Kansas City’s auto plants are not insulated. Facilities configured for specific EV platforms become stranded assets when volumes shrink. Limited-run models do not sustain long-term employment. Supplier networks built for scale do not easily downshift. Workers trained for one future are left waiting.
British financial columnist Matthew Lynn recently described the EV push as one of the most costly self-inflicted industrial miscalculations in history, based on balance sheets. Strip away the rhetoric, and his point is difficult to dismiss: legacy automakers treated electrification as a linear transition, when it has proven anything but.

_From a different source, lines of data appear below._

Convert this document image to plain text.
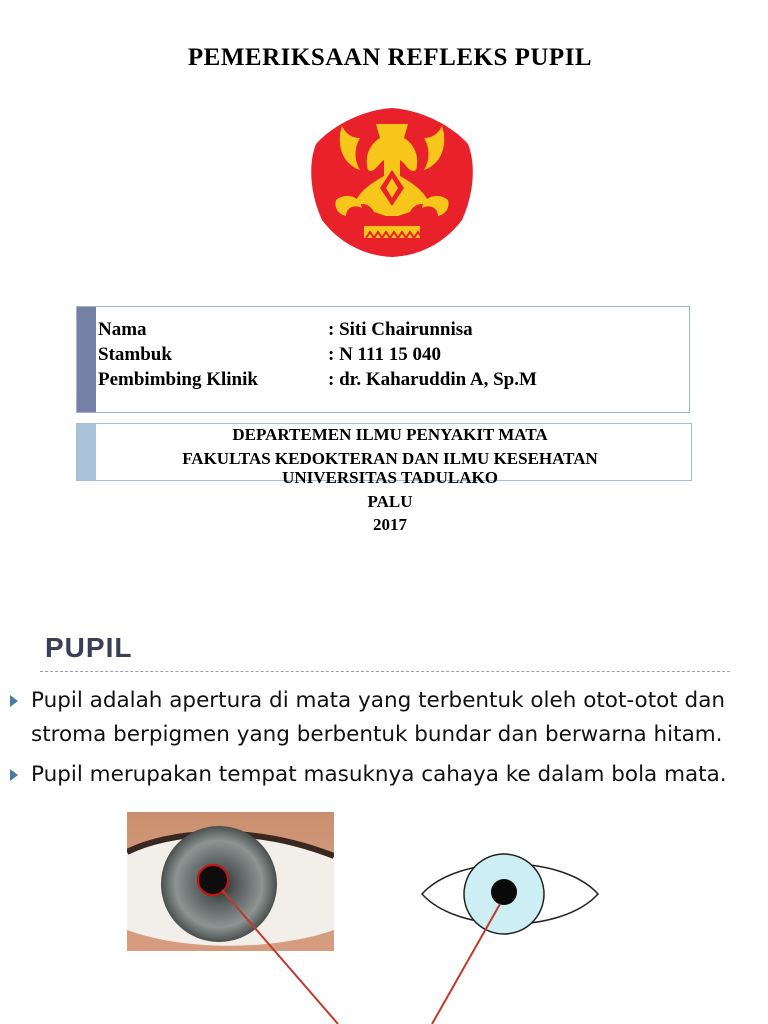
PEMERIKSAAN REFLEKS PUPIL
Nama	: Siti Chairunnisa
Stambuk	: N 111 15 040
Pembimbing Klinik	: dr. Kaharuddin A, Sp.M
DEPARTEMEN ILMU PENYAKIT MATA
FAKULTAS KEDOKTERAN DAN ILMU KESEHATAN
UNIVERSITAS TADULAKO
PALU
2017
PUPIL
Pupil adalah apertura di mata yang terbentuk oleh otot-otot dan stroma berpigmen yang berbentuk bundar dan berwarna hitam.
Pupil merupakan tempat masuknya cahaya ke dalam bola mata.
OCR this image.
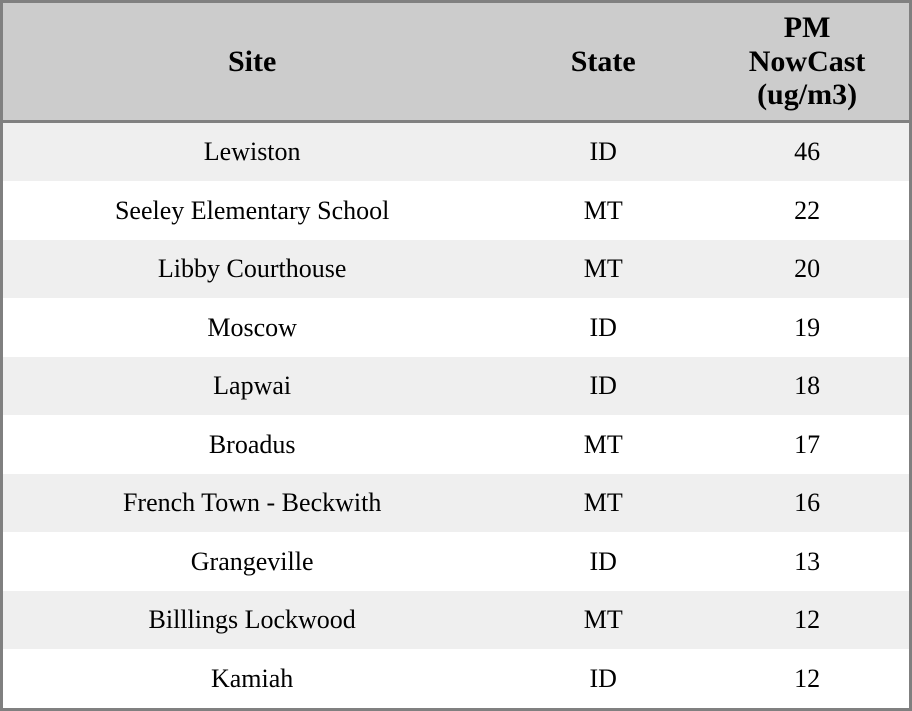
Site	State	PM
NowCast
(ug/m3)

Lewiston	ID	46
Seeley Elementary School	MT	22
Libby Courthouse	MT	20
Moscow	ID	19
Lapwai	ID	18
Broadus	MT	17
French Town - Beckwith	MT	16
Grangeville	ID	13
Billlings Lockwood	MT	12
Kamiah	ID	12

Executives assumed demand would follow regulatory ambition. They assumed price sensitivity could be solved with subsidies. They assumed consumers would adapt faster than infrastructure. And they assumed competition would come from familiar rivals rather than state-backed Chinese manufacturers with radically different cost structures.

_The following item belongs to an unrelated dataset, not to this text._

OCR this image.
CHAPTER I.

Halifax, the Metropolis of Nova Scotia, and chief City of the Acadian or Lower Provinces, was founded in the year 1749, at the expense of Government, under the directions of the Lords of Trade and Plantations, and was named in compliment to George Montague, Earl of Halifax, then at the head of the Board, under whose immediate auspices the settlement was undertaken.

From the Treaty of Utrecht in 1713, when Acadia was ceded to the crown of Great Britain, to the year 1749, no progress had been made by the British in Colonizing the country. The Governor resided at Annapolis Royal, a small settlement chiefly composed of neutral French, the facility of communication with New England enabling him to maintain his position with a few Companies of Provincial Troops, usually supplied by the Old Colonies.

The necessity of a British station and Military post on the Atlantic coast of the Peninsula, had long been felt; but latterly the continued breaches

In effect, they bet that electrification would save the industry from structural challenges—when in reality, it magnified them.

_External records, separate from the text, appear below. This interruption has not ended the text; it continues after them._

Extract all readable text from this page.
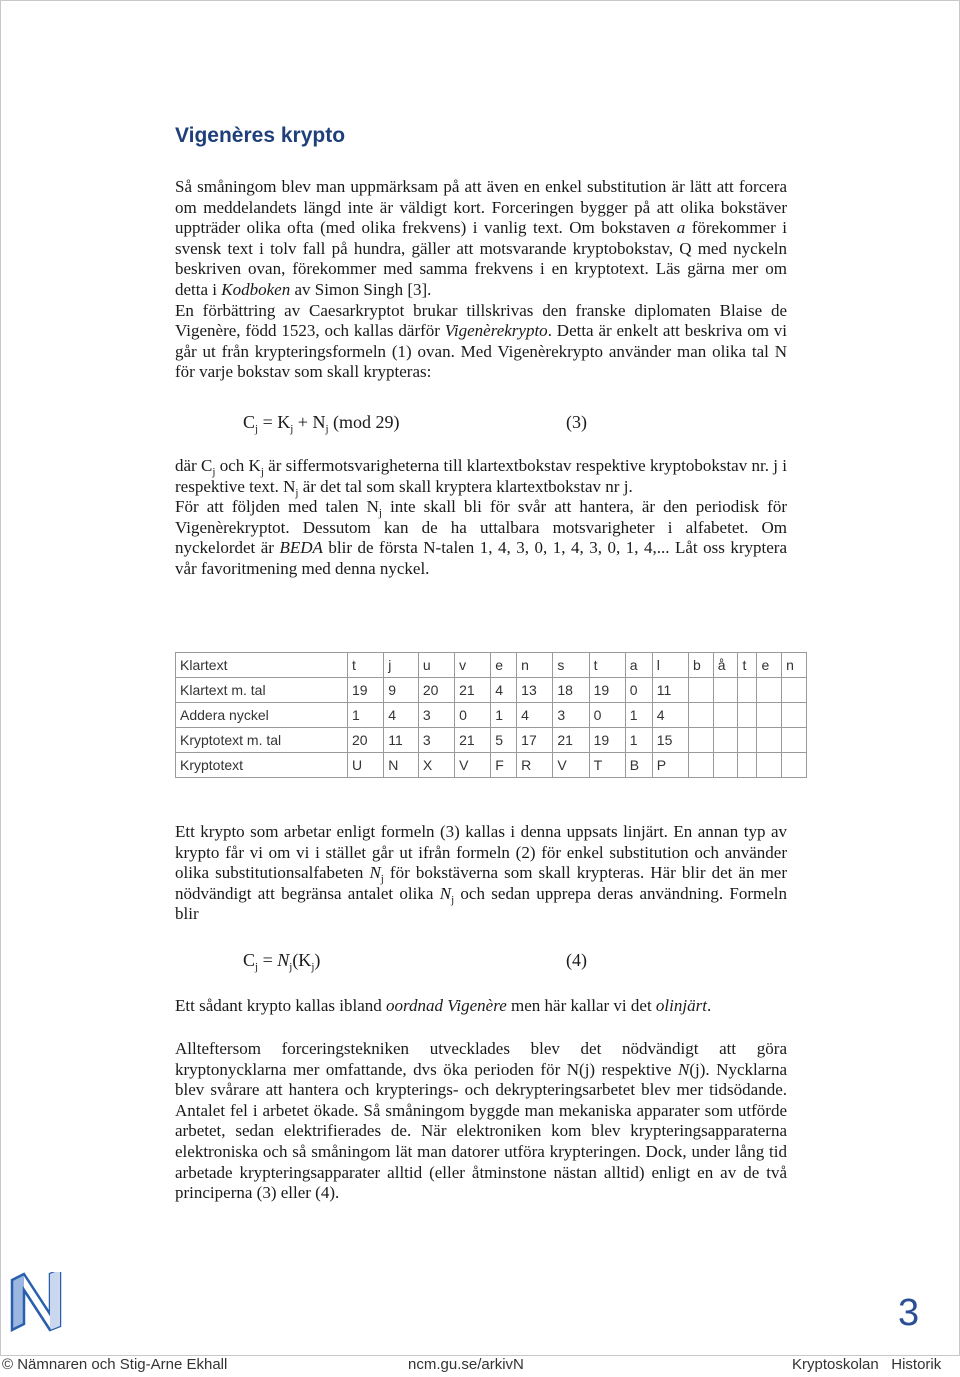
Vigenères krypto

Så småningom blev man uppmärksam på att även en enkel substitution är lätt att forcera om meddelandets längd inte är väldigt kort. Forceringen bygger på att olika bokstäver uppträder olika ofta (med olika frekvens) i vanlig text. Om bokstaven a förekommer i svensk text i tolv fall på hundra, gäller att motsvarande kryptobokstav, Q med nyckeln beskriven ovan, förekommer med samma frekvens i en kryptotext. Läs gärna mer om detta i Kodboken av Simon Singh [3].

En förbättring av Caesarkryptot brukar tillskrivas den franske diplomaten Blaise de Vigenère, född 1523, och kallas därför Vigenèrekrypto. Detta är enkelt att beskriva om vi går ut från krypteringsformeln (1) ovan. Med Vigenèrekrypto använder man olika tal N för varje bokstav som skall krypteras:

$C_j = K_j + N_j$ (mod 29)	(3)

där $C_j$ och $K_j$ är siffermotsvarigheterna till klartextbokstav respektive kryptobokstav nr. j i respektive text. $N_j$ är det tal som skall kryptera klartextbokstav nr j.

För att följden med talen $N_j$ inte skall bli för svår att hantera, är den periodisk för Vigenèrekryptot. Dessutom kan de ha uttalbara motsvarigheter i alfabetet. Om nyckelordet är BEDA blir de första N-talen 1, 4, 3, 0, 1, 4, 3, 0, 1, 4,... Låt oss kryptera vår favoritmening med denna nyckel.

Klartext	t	j	u	v	e	n	s	t	a	l	b	å	t	e	n
Klartext m. tal	19	9	20	21	4	13	18	19	0	11					
Addera nyckel	1	4	3	0	1	4	3	0	1	4					
Kryptotext m. tal	20	11	3	21	5	17	21	19	1	15					
Kryptotext	U	N	X	V	F	R	V	T	B	P					

Ett krypto som arbetar enligt formeln (3) kallas i denna uppsats linjärt. En annan typ av krypto får vi om vi i stället går ut ifrån formeln (2) för enkel substitution och använder olika substitutionsalfabeten $N_j$ för bokstäverna som skall krypteras. Här blir det än mer nödvändigt att begränsa antalet olika $N_j$ och sedan upprepa deras användning. Formeln blir

$C_j = N_j(K_j)$	(4)

Ett sådant krypto kallas ibland oordnad Vigenère men här kallar vi det olinjärt.

Allteftersom forceringstekniken utvecklades blev det nödvändigt att göra kryptonycklarna mer omfattande, dvs öka perioden för N(j) respektive N(j). Nycklarna blev svårare att hantera och krypterings- och dekrypteringsarbetet blev mer tidsödande. Antalet fel i arbetet ökade. Så småningom byggde man mekaniska apparater som utförde arbetet, sedan elektrifierades de. När elektroniken kom blev krypteringsapparaterna elektroniska och så småningom lät man datorer utföra krypteringen. Dock, under lång tid arbetade krypteringsapparater alltid (eller åtminstone nästan alltid) enligt en av de två principerna (3) eller (4).

3
© Nämnaren och Stig-Arne Ekhall	ncm.gu.se/arkivN	Kryptoskolan Historik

For regions like ours, the most immediate risk lies in passivity. Decisions with profound local consequences are being made elsewhere, often with only a passing acknowledgment of how finely balanced regional manufacturing ecosystems really are. When a plant loses a model line, the damage radiates outward—through logistics firms, machine shops, tax revenues, and school districts.
This is not nostalgia for internal combustion. EVs have their place, especially hybrids. It is a critique of executive certainty—the belief that markets can be commanded rather than persuaded, and that communities would simply absorb the downside if the math failed.
Kansas City’s business leadership should not accept that. If automakers are rethinking timelines and capital allocation, regional stakeholders deserve more than reassurances. Civic leaders and major suppliers should press for clarity: What production volumes are actually committed here? What contingencies are in place if demand softens? And how much risk has quietly been transferred from corporate balance sheets to local payrolls?
As I’ve said, Ingram’s generally avoids addressing global industrial strategy. But when the stakes are this tangible, neutrality begins to look less like prudence and more like complacency. Kansas City has already invested—in infrastructure, incentives, and human capital. The least it deserves in return is candor, discipline, and a course correction before today’s write-offs become tomorrow’s layoffs.
Boardrooms elsewhere may call these decisions strategy. Here, we call them a reminder that bets made far away can bankrupt work and livelihoods close to home. Electric or not, these aren’t just write-offs on a spreadsheet—they’re potential pink slips on our streets. Memo to the C-suites in Dearborn and Detroit: Please don’t hang us out to dry.